A watch with precision on Earth and in outer space – how many brands can say they’ve tested their timepieces outside our atmosphere? The answer – just one. Since its launch more than half a century ago, the Omega Speedmaster Chronograph has been known for its robust reliability, timeless design and oh yeah, it’s exploration in space.
A Little Background
Since its introduction in 1957, the Omega Speedmaster Chronograph has been characterized by its precision timing. However, at the time of it’s creation, chronographs made up a very, very small percentage of watch sales for all brands, not just Omega.
Chronographs were originally built and advertised as tools for engineers, technicians, doctors and athletes – a way of keeping seconds, much like a stop watch – which made them less appealing as men’s casual wear. However, these qualities made the Speedmaster the perfect watch for marking some of America’s greatest achievements – including the first successful trip to the Moon.
In 1962, President John F. Kennedy challenged the American public to support his mission to send a man to the moon (and return him home safely). His “We Choose to Go to the Moon” speech was particularly audacious considering that, at the time, only one American man had launched in to space and spent a mere 15 minutes in orbit.
At the time of JFK’s speech, the first Omega watch made its debut in space, when astronaut Walter Schirra wore his personal Speedmaster during the Sigma 7 mission of the Mercury Program. Inspired by Schirra’s exploration, Omega adjusted the design of the Speedmaster’s case to accommodate larger pushers for easier stops and starts and easily readable white hour and minute hand markers (that still exist today).

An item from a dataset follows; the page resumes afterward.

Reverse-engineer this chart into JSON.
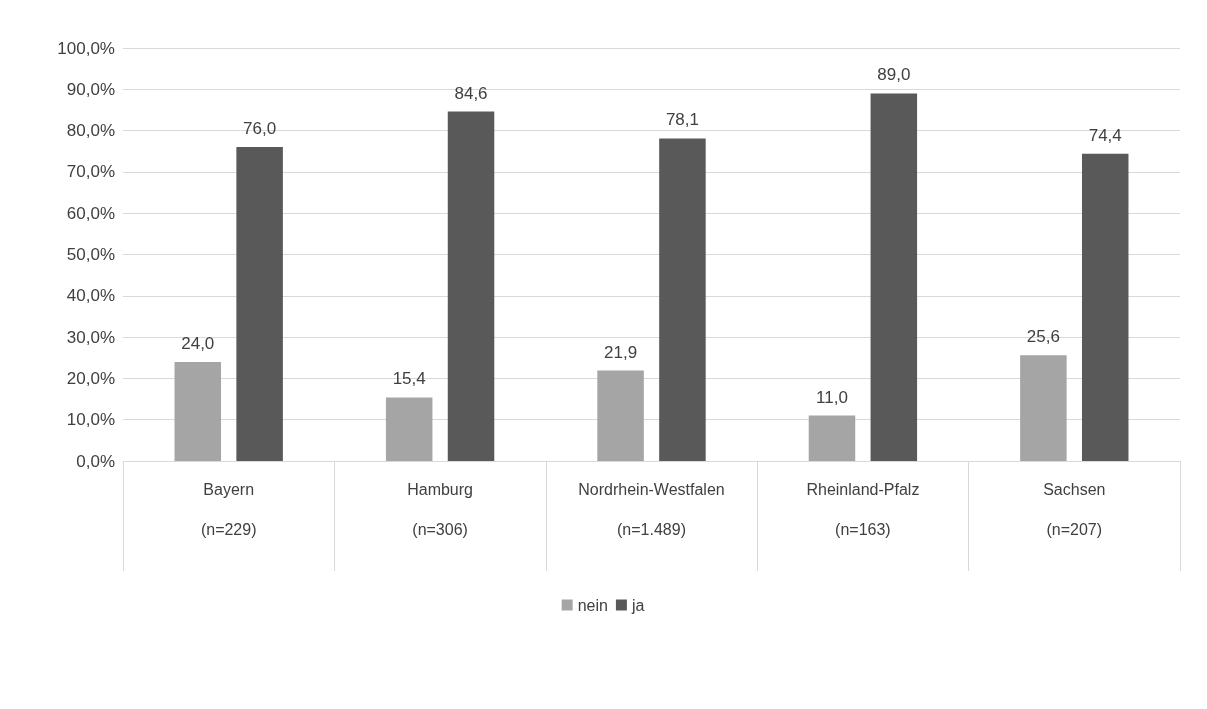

Two and a half years after Schirra’s original mission, NASA requested quotes for wrist chronographs that could withstand the elements of space. Omega submitted the Speedmaster for NASA’s performance testing and was pitted against three other brands. NASA’s tests on the chronographs were designed to destroy the watches. From high pressure to high humidity, the tests challenged every aspect of the watches’ performance and in the end, only one watch survived – the Speedmaster.